BACA JUGA:Dirampas Pengeroyok, Driver Ojol Berhasil Kembalikan Handphone Ade Armando
Lebih lanjut, Bagja mengaku mengetahui sosok Ade Armando dari pernyataannya yang kerap memunculkan polemik di media sosial. Ia mengaku tidak sepakat dengan apa yang disampaikan Ade yang kerap memunculkan kontroversial. Akibatnya, Bagja nekat turut memukul dan mengeroyok Ade Armando.

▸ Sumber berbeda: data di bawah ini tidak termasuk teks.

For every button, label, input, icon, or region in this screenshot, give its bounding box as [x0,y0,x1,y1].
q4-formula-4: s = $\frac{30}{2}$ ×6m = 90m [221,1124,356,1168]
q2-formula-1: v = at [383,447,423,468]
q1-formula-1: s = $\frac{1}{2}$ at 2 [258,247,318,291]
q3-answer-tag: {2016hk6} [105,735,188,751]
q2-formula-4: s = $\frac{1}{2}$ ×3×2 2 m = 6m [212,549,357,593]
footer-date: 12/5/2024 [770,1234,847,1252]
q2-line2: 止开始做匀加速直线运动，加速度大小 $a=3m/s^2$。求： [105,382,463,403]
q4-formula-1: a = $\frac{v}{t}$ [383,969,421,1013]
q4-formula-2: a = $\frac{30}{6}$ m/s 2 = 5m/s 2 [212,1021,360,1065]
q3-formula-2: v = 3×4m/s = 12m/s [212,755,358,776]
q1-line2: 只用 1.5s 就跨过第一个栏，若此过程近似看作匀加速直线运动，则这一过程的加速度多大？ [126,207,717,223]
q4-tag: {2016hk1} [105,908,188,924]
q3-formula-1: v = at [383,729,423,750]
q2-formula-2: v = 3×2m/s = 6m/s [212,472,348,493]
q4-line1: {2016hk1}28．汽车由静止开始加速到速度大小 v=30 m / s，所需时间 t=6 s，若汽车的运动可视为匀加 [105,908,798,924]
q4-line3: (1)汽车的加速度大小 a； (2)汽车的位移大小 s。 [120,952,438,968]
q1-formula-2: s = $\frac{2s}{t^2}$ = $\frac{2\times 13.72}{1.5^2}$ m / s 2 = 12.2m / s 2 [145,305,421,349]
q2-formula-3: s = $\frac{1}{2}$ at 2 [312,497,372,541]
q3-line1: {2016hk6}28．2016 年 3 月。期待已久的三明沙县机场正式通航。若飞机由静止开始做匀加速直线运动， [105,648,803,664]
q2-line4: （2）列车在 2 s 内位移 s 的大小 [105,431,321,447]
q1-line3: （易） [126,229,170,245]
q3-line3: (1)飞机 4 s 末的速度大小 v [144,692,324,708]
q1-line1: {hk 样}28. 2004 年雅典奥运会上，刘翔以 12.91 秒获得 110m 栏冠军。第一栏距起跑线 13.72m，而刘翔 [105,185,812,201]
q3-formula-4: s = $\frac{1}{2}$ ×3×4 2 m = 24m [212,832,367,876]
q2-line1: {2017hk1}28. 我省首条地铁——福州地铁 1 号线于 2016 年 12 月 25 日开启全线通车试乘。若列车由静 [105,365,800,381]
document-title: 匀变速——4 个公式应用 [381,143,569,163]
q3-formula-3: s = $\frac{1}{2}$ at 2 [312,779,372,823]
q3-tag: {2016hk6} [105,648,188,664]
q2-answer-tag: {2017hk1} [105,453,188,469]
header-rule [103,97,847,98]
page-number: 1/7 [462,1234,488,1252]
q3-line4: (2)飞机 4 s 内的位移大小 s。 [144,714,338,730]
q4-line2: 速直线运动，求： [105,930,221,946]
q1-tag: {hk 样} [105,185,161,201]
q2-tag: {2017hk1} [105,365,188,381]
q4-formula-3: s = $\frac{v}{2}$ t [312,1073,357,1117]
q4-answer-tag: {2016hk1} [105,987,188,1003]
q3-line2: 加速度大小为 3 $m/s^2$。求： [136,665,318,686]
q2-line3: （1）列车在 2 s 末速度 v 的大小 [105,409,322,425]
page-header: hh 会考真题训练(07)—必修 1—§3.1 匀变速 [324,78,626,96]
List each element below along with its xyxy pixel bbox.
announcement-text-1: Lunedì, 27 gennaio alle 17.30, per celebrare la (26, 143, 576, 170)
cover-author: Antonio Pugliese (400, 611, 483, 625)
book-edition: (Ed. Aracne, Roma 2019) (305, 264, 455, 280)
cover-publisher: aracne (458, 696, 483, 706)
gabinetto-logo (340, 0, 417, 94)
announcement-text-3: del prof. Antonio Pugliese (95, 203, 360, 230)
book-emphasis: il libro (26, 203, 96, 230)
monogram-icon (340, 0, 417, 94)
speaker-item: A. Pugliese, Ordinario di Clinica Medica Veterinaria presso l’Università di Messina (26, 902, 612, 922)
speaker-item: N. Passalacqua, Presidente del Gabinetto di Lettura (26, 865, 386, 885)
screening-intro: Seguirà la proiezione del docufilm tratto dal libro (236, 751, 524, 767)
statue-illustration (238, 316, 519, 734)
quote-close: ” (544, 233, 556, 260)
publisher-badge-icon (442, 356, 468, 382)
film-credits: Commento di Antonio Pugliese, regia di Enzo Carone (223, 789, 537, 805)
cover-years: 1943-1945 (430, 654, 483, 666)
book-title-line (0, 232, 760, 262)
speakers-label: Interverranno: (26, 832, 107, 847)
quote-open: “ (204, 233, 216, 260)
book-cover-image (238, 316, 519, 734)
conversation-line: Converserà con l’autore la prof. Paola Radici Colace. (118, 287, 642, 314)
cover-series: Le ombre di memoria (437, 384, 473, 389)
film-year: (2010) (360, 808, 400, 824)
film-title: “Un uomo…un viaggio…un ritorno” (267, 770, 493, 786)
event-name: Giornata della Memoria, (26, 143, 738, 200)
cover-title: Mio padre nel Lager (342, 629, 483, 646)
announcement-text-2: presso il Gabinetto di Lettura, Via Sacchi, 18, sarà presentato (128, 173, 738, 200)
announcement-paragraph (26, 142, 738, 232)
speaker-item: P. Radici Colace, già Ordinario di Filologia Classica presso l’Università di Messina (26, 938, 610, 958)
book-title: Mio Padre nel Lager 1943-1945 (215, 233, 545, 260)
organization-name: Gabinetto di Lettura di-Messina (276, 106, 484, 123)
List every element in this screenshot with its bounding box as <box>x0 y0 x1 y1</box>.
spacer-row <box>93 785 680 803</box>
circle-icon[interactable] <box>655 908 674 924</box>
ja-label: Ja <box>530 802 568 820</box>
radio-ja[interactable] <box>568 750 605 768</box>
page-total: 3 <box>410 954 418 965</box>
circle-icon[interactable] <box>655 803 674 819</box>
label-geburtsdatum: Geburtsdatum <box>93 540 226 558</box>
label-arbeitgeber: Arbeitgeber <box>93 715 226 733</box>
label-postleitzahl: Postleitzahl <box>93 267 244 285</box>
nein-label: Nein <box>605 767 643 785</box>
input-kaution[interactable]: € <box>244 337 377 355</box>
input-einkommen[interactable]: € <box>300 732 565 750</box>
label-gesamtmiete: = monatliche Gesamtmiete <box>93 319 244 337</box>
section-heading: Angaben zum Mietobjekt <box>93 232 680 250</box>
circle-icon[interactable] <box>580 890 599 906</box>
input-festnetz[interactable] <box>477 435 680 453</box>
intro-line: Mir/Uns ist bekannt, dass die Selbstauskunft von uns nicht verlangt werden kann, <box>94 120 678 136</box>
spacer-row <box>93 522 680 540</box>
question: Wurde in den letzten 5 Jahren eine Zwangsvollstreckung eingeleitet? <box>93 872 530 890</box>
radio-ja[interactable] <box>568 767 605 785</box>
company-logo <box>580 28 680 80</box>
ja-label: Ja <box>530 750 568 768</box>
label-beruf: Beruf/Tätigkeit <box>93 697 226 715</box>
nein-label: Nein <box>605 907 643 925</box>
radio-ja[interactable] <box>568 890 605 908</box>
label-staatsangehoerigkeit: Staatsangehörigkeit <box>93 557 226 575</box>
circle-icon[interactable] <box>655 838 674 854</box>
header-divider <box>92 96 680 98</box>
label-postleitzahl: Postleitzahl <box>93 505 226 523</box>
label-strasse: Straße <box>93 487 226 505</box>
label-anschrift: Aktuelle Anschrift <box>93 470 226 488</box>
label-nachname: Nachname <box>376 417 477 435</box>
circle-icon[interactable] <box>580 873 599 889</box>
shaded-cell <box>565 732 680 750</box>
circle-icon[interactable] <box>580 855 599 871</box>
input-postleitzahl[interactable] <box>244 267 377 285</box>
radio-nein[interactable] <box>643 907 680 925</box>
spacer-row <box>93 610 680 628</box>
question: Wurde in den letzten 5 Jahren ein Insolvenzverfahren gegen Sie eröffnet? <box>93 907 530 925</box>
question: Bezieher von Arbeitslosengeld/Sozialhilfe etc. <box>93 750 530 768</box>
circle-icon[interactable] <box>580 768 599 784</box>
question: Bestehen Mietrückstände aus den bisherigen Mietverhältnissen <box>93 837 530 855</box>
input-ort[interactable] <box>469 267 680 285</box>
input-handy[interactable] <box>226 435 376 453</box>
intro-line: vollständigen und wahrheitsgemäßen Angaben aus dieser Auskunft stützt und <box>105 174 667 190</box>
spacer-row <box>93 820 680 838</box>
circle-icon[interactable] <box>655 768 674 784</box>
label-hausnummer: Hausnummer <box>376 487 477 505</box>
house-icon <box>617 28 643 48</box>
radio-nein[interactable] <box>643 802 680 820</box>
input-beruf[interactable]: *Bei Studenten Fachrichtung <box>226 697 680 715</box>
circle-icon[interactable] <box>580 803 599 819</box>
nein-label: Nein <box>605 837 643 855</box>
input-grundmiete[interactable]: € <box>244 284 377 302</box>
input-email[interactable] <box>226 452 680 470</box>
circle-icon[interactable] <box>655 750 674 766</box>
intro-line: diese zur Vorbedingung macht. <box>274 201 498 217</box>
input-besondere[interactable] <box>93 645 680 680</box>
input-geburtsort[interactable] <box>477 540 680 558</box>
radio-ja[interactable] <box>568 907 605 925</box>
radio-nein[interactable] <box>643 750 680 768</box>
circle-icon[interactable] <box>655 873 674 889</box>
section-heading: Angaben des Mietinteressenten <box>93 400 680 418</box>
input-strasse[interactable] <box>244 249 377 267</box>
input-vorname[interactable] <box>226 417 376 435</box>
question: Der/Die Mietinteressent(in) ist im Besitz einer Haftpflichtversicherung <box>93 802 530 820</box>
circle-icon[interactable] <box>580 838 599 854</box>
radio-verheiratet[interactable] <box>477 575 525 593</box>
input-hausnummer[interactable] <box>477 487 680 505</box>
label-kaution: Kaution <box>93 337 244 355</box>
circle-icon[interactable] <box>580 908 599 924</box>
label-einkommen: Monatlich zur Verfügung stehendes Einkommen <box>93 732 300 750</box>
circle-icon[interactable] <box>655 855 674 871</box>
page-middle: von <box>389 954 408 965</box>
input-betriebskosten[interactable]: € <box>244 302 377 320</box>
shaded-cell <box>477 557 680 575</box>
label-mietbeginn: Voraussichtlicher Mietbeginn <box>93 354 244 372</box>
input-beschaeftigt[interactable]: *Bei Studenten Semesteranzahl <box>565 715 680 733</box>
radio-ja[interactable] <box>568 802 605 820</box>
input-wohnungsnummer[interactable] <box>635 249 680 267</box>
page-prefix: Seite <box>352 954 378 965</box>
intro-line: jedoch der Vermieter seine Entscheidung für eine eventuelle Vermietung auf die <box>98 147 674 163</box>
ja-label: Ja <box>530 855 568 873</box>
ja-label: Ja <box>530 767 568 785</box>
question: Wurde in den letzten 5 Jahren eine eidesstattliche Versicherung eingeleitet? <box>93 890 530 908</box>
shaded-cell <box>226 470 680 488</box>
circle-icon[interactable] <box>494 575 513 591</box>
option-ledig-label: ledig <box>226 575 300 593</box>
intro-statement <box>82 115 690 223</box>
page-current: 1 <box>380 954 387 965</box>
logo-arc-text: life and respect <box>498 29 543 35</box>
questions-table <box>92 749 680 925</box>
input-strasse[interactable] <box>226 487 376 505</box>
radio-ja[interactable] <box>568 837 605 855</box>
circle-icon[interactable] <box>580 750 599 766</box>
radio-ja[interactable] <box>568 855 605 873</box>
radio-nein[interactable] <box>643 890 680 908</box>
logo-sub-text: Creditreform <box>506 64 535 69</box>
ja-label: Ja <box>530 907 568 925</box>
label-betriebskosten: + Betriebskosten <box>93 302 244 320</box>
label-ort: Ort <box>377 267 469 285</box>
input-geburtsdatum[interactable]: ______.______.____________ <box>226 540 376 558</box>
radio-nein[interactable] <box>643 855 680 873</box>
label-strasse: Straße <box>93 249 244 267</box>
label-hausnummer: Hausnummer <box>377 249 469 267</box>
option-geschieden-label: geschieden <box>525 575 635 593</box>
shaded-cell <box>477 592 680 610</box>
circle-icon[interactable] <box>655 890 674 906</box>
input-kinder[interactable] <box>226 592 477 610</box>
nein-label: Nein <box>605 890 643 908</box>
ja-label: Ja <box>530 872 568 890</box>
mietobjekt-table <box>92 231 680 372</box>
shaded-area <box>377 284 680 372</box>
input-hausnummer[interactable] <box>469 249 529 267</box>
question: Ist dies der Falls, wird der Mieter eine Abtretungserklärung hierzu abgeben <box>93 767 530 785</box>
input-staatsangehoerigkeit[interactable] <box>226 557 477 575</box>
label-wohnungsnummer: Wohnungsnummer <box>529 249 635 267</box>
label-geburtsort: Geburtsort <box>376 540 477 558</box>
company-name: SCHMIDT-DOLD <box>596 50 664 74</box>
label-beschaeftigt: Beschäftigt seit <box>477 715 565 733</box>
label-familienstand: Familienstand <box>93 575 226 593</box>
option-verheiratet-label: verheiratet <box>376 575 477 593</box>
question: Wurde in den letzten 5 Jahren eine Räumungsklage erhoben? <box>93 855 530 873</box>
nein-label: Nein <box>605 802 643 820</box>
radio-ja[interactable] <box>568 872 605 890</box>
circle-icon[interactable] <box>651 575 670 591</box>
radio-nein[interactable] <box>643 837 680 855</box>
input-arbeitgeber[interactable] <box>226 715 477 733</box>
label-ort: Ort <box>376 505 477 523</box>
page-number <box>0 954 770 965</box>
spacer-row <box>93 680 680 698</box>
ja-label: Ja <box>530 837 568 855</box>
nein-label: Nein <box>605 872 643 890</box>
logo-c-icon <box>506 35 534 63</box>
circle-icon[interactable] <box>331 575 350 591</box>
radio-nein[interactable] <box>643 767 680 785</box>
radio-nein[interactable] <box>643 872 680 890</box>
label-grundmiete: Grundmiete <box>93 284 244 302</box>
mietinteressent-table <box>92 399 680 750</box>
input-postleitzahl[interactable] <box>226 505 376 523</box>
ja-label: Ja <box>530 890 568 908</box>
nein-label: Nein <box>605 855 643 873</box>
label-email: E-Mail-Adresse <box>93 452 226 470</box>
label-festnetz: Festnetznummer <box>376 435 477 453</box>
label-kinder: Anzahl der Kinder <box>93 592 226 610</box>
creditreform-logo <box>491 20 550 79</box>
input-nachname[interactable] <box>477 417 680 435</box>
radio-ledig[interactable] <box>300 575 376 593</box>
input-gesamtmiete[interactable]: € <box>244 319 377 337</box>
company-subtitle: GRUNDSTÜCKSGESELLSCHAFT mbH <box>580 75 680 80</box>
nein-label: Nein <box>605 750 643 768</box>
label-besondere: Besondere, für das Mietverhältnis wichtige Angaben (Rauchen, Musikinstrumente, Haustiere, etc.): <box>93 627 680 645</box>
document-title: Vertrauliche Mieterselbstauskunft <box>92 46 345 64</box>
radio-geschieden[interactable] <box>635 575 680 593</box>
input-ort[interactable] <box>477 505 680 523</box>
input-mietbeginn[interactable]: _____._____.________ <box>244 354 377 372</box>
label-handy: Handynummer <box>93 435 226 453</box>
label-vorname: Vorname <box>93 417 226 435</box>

"Selama ini (Bagja) lihat di medsos Ade suarakan hal-hal bertentangan dengan pelaku sehingga lakukan pemukulan," terang Zulpan.
Berbeda dengan Bagja, kata Zulpan, tersangka lainnya bernama Komar mengaku ikut mengeroyok Ade Armando karena ikut terprovokasi di tempat kejadian perkara (TKP). Sementara satu pelaku lainnya yang sudah ditangkap, Dia Ul haq masih belum diketahui motif pemukulan yang dilakukannya.
"Komar melakukan pemukulan karena terprovokasi dengan situasi yang ada di TKP," tutur Zulpan.
BACA JUGA:Polisi Tangkap Provokator Pengeroyokan Ade Armando di Medsos
Sebelumnya, penyidik telah menangkap tiga orang eksekutor pengeroyokan terhadap Ade Armando. Tersangka pertama Mohammad Bagja ditangkap di Jakarta, kemudian kedua bernama Komar diamankan di Jonggol, Jawa Barat dan tersangka ketiga Dia Ul Haq diamankan saat di Pesantren di kawasan Serpong, Tangerang Selat.
Saat ini, masih ada tiga tersangka lain yang masih dilakukan pengejaran. Tiga orang tersebut adalah Abdul Latif, Ade Purnama dan Abdul Manaf. Para tersangka dijerat Pasal 170 KUHP tentang pengeroyokan dengan ancaman hukuman di atas 5 tahun.